Nasza strona wykorzystuje cookies ("ciasteczka")
Używamy informacji zapisanych za pomocą cookies i podobnych technologii by strona działała prawidłowo oraz w celach statystycznych.
W przeglądarce internetowej można zmienić ustawienia dotyczące plików cookies. Korzystanie z niniejszej strony bez zmiany ustawień dotyczących cookies oznacza, że będą one zapisane w pamięci urządzenia. Korzystanie z serwisu oznacza akceptację regulaminu.
 

Krótko o problemie

TRUDNA DECYZJA

kilka słów o dzieleniu się
także o pożyczaniu


W temat dzielenia się automatycznie wpisany jest dla nas aspekt pożyczania sobie czy wymieniania się czymś. W naszych rozważaniach na ten temat nie oddzielamy od siebie tych zjawisk – wszystkie łączymy pod hasłem „dzielenie się”.

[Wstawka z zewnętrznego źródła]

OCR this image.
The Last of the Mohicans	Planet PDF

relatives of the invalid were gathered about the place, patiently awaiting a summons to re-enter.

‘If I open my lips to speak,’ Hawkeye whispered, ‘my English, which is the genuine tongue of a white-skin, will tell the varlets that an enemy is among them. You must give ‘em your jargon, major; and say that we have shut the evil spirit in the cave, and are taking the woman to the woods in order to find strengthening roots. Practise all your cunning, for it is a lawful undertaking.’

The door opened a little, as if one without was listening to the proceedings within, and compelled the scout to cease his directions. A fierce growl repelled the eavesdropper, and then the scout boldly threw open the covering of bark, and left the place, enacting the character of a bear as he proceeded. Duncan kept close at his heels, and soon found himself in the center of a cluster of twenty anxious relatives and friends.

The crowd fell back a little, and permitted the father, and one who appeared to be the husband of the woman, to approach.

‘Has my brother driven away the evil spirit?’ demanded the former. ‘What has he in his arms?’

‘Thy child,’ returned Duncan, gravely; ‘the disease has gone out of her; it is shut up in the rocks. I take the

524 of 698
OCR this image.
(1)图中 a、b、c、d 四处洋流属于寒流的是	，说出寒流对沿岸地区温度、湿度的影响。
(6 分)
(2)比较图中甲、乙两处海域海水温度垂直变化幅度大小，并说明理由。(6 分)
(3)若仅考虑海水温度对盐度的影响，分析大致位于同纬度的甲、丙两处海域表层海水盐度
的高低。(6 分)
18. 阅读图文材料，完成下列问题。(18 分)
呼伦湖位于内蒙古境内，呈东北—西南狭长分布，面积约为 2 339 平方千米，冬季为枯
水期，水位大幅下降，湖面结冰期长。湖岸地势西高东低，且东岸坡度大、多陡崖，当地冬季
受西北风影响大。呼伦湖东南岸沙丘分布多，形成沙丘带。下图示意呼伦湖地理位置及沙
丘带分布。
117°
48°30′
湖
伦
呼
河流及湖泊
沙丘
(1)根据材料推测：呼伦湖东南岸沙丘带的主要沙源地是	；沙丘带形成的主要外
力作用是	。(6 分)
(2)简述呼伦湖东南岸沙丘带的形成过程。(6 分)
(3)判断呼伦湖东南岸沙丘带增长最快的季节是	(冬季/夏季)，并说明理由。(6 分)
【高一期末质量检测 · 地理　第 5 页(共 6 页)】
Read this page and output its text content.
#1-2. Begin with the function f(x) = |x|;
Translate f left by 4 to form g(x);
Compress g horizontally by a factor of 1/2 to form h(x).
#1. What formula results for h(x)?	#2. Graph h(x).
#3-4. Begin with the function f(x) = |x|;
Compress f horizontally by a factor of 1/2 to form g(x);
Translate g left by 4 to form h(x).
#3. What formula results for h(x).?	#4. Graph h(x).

Mimo, że wśród nas jest wielu samotników, to jednak wszyscy – czy nam się to podoba, czy nie – jesteśmy członkami większej całości, jaką jest społeczeństwo. Życie w nim nierzadko wymaga, aby dzielić się z innymi tym, co posiadamy. Służą temu zarówno ogólnie przyjęte niepisane zasady, jak również te spisane na papierze, np. dotyczące podatków.

Zazwyczaj myśląc o dzieleniu, mamy na myśli różnego rodzaju przedmioty, rzeczy, dobra materialne. Ale nie tylko o nie chodzi. Możemy dzielić z innymi wiedzę, radość i smutek, wspomnienia, wątpliwości, sekrety, zaufanie i wiarę. Często robimy to nieświadomie, jednak wspaniale jest odkryć te chwile prostego dzielenia się w codziennym życiu.
Można chyba zaryzykować stwierdzenie, że w społeczeństwie jest przyjęte, że dzielić się należy, nawet wydaje się, iż jest to w dobrym tonie. Pytanie jednak – w jakim zakresie, czym, jak? Kiedy przyjrzymy się temu bliżej, okazuje się, że ludzie różnią się między sobą znacznie w udzielaniu na nie odpowiedzi. To powoduje też, że zapewne różnimy się w podejściu do tego tematu przy wychowaniu własnych pociech.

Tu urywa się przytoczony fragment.